I am having difficulty complete the Exercise 4 - Translator cell.

All previous blocks up to Exercise 3 passed unit test successfully and quick check of your implementation just below Exercise 4 - Translator block matches the Expected Output.

However when I execute w1_unittest.test_translator(Translator, Encoder, Decoder) cell, I get the following error messages which are raised by attn_output = …

The error message is:

InvalidArgumentError: Exception encountered when calling layer ‘key’ (type EinsumDense).

{{function_node _wrapped__Einsum_N_2_device/job:localhost/replica:0/task:0/device:GPU:0}} Expected dimension 512 at axis 0 of the input shaped [256,1,256] but got dimension 256 [Op:Einsum] name:

Call arguments received by layer ‘key’ (type EinsumDense):
• inputs=tf.Tensor(shape=(64, 15, 512), dtype=float32)

Can anyone give me some advice please?

Hi @sugaprho

The reason for this error is clearly dimension mismatch. If I had to guess, you probably hard-coded the 256 value instead of using units parameter in this or previous exercises?

Hi @arvyzukai, I really appreciate for your kind response.
I didn’t hard code values, but I used parameters in the constructor or call method.
However, I closely looked at what mistake I made and I finally figure out what was wrong in my source code.

To do so, I printed the shape of data layer by layer.

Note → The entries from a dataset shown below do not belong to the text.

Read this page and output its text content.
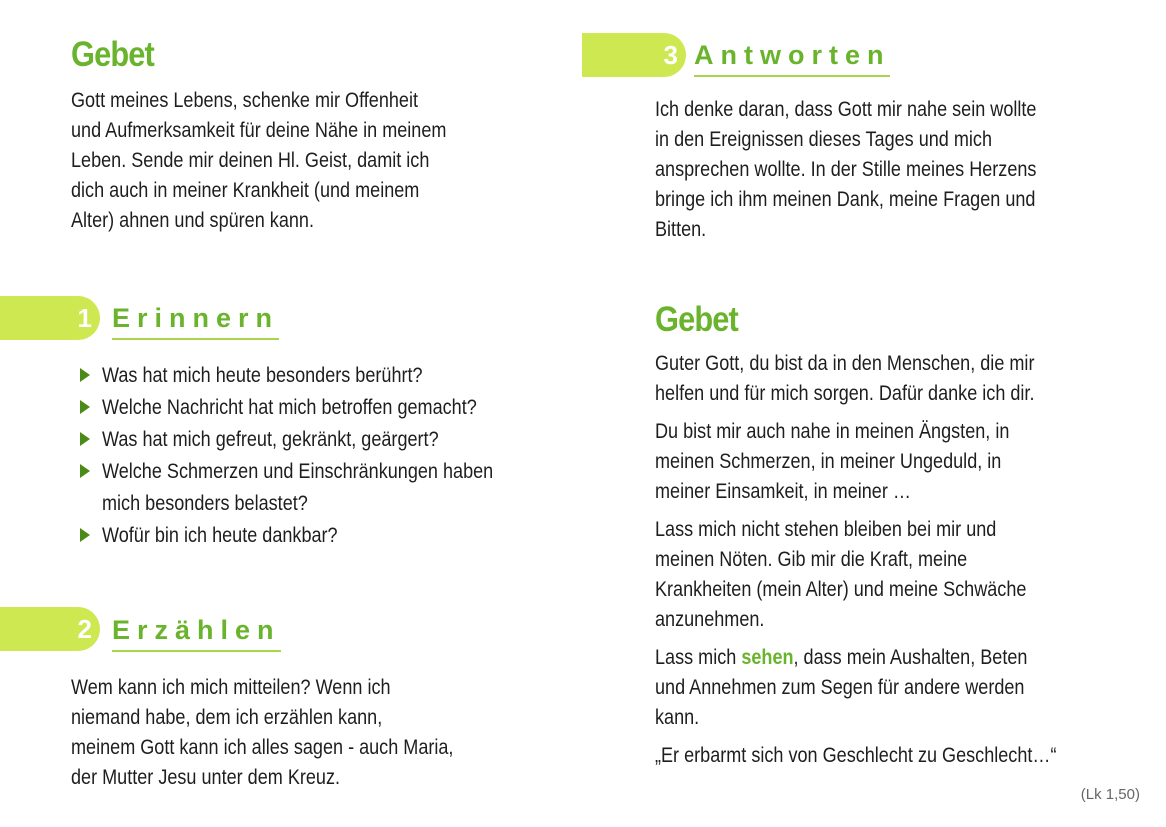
Gebet
Gott meines Lebens, schenke mir Offenheit
und Aufmerksamkeit für deine Nähe in meinem
Leben. Sende mir deinen Hl. Geist, damit ich
dich auch in meiner Krankheit (und meinem
Alter) ahnen und spüren kann.
1 Erinnern
Was hat mich heute besonders berührt?
Welche Nachricht hat mich betroffen gemacht?
Was hat mich gefreut, gekränkt, geärgert?
Welche Schmerzen und Einschränkungen haben
mich besonders belastet?
Wofür bin ich heute dankbar?
2 Erzählen
Wem kann ich mich mitteilen? Wenn ich
niemand habe, dem ich erzählen kann,
meinem Gott kann ich alles sagen - auch Maria,
der Mutter Jesu unter dem Kreuz.
3 Antworten
Ich denke daran, dass Gott mir nahe sein wollte
in den Ereignissen dieses Tages und mich
ansprechen wollte. In der Stille meines Herzens
bringe ich ihm meinen Dank, meine Fragen und
Bitten.
Gebet

Guter Gott, du bist da in den Menschen, die mir
helfen und für mich sorgen. Dafür danke ich dir.

Du bist mir auch nahe in meinen Ängsten, in
meinen Schmerzen, in meiner Ungeduld, in
meiner Einsamkeit, in meiner …

Lass mich nicht stehen bleiben bei mir und
meinen Nöten. Gib mir die Kraft, meine
Krankheiten (mein Alter) und meine Schwäche
anzunehmen.

Lass mich sehen, dass mein Aushalten, Beten
und Annehmen zum Segen für andere werden
kann.

„Er erbarmt sich von Geschlecht zu Geschlecht…“

(Lk 1,50)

In the Decoder, the data shapes evolves as follows.

  1. Input (64,15)
  2. Embedding (64,15,256)
  3. LSTM (64,15,256)
  4. Attention (64,15,256)
  5. LSTM (64,256) → (64, 15, 256)
  6. Dense (64,12000) → (64, 15, 12000)

In my case, I made mistake at step 5. After I corrected some parameter, my source pass unit test.

Thank you.

1 Like

Hi,
can you share where was the issue? I am facing similar problem, my Decoder tests pass bu the Translator passes the “quick check” with proper output but fails on the unit tests. Looks to me that embedding layer in the decoder produces different output size Here’s the output of input parameters and dimensions in different steps:


Translator: 10000 512
Encoder: 10000, 512
Decoder: 10000, 512
Translator Context: (64, 15)
Translator Target: (64, 14)
Encoder context: (64, 15)

Encoder embedding: (64, 15, 512)

Encoder LSTM: (64, 15, 512)

Translator: Encoded context: (64, 15, 512)
Decoder input: (64, 15, 512) (64, 14)
Decoder Embedding: (64, 14, 256)
Decoder LSTM: (64, 14, 256)

Just for clarity my error is similar:

InvalidArgumentError: Exception encountered when calling layer 'key' (type EinsumDense).

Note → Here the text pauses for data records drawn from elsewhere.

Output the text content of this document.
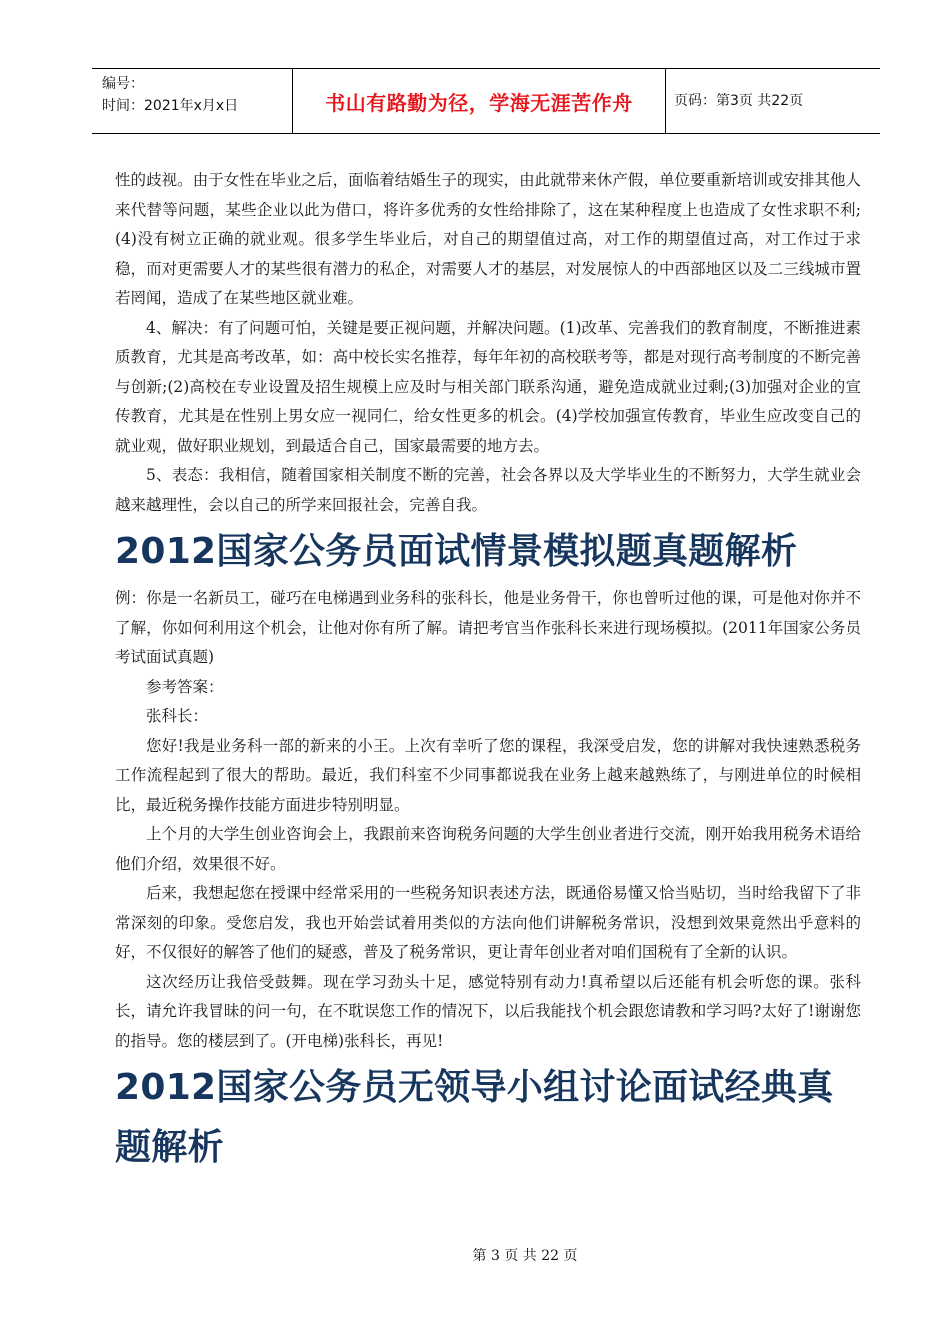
编号：
时间：2021年x月x日	书山有路勤为径，学海无涯苦作舟	页码：第3页 共22页

性的歧视。由于女性在毕业之后，面临着结婚生子的现实，由此就带来休产假，单位要重新培训或安排其他人来代替等问题，某些企业以此为借口，将许多优秀的女性给排除了，这在某种程度上也造成了女性求职不利;(4)没有树立正确的就业观。很多学生毕业后，对自己的期望值过高，对工作的期望值过高，对工作过于求稳，而对更需要人才的某些很有潜力的私企，对需要人才的基层，对发展惊人的中西部地区以及二三线城市置若罔闻，造成了在某些地区就业难。

4、解决：有了问题可怕，关键是要正视问题，并解决问题。(1)改革、完善我们的教育制度，不断推进素质教育，尤其是高考改革，如：高中校长实名推荐，每年年初的高校联考等，都是对现行高考制度的不断完善与创新;(2)高校在专业设置及招生规模上应及时与相关部门联系沟通，避免造成就业过剩;(3)加强对企业的宣传教育，尤其是在性别上男女应一视同仁，给女性更多的机会。(4)学校加强宣传教育，毕业生应改变自己的就业观，做好职业规划，到最适合自己，国家最需要的地方去。

5、表态：我相信，随着国家相关制度不断的完善，社会各界以及大学毕业生的不断努力，大学生就业会越来越理性，会以自己的所学来回报社会，完善自我。

2012国家公务员面试情景模拟题真题解析

例：你是一名新员工，碰巧在电梯遇到业务科的张科长，他是业务骨干，你也曾听过他的课，可是他对你并不了解，你如何利用这个机会，让他对你有所了解。请把考官当作张科长来进行现场模拟。(2011年国家公务员考试面试真题)

参考答案：

张科长：

您好!我是业务科一部的新来的小王。上次有幸听了您的课程，我深受启发，您的讲解对我快速熟悉税务工作流程起到了很大的帮助。最近，我们科室不少同事都说我在业务上越来越熟练了，与刚进单位的时候相比，最近税务操作技能方面进步特别明显。

上个月的大学生创业咨询会上，我跟前来咨询税务问题的大学生创业者进行交流，刚开始我用税务术语给他们介绍，效果很不好。

后来，我想起您在授课中经常采用的一些税务知识表述方法，既通俗易懂又恰当贴切，当时给我留下了非常深刻的印象。受您启发，我也开始尝试着用类似的方法向他们讲解税务常识，没想到效果竟然出乎意料的好，不仅很好的解答了他们的疑惑，普及了税务常识，更让青年创业者对咱们国税有了全新的认识。

这次经历让我倍受鼓舞。现在学习劲头十足，感觉特别有动力!真希望以后还能有机会听您的课。张科长，请允许我冒昧的问一句，在不耽误您工作的情况下，以后我能找个机会跟您请教和学习吗?太好了!谢谢您的指导。您的楼层到了。(开电梯)张科长，再见!

2012国家公务员无领导小组讨论面试经典真题解析
第 3 页 共 22 页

{{function_node __wrapped__Einsum_N_2_device_/job:localhost/replica:0/task:0/device:GPU:0}} Expected dimension 512 at axis 0 of the input shaped [256,1,256] but got dimension 256 [Op:Einsum] name: 

Call arguments received by layer 'key' (type EinsumDense):
  • inputs=tf.Tensor(shape=(64, 19, 512), dtype=float32)

on calling self.mha in CrossAttention

Hi @Krzysztof_Jakubczyk

I cloud not answer for a while. I hope you already solve this problem.

Unfortunately, while I debug my code, I initialize the notebook file and I re-coded from the scratch.

In my experience, If you passed w1_unittest.test_cross_attention(CrossAttention) there is no problem in self.mha. For me, in the Decoder class, I sequentially pass the variable function by function because the given code is based on the functional api.

I don’t remember exactly, as far as I remember, I didn’t pass the variable x.

I hope your successful completion on the Exercise.

Regards,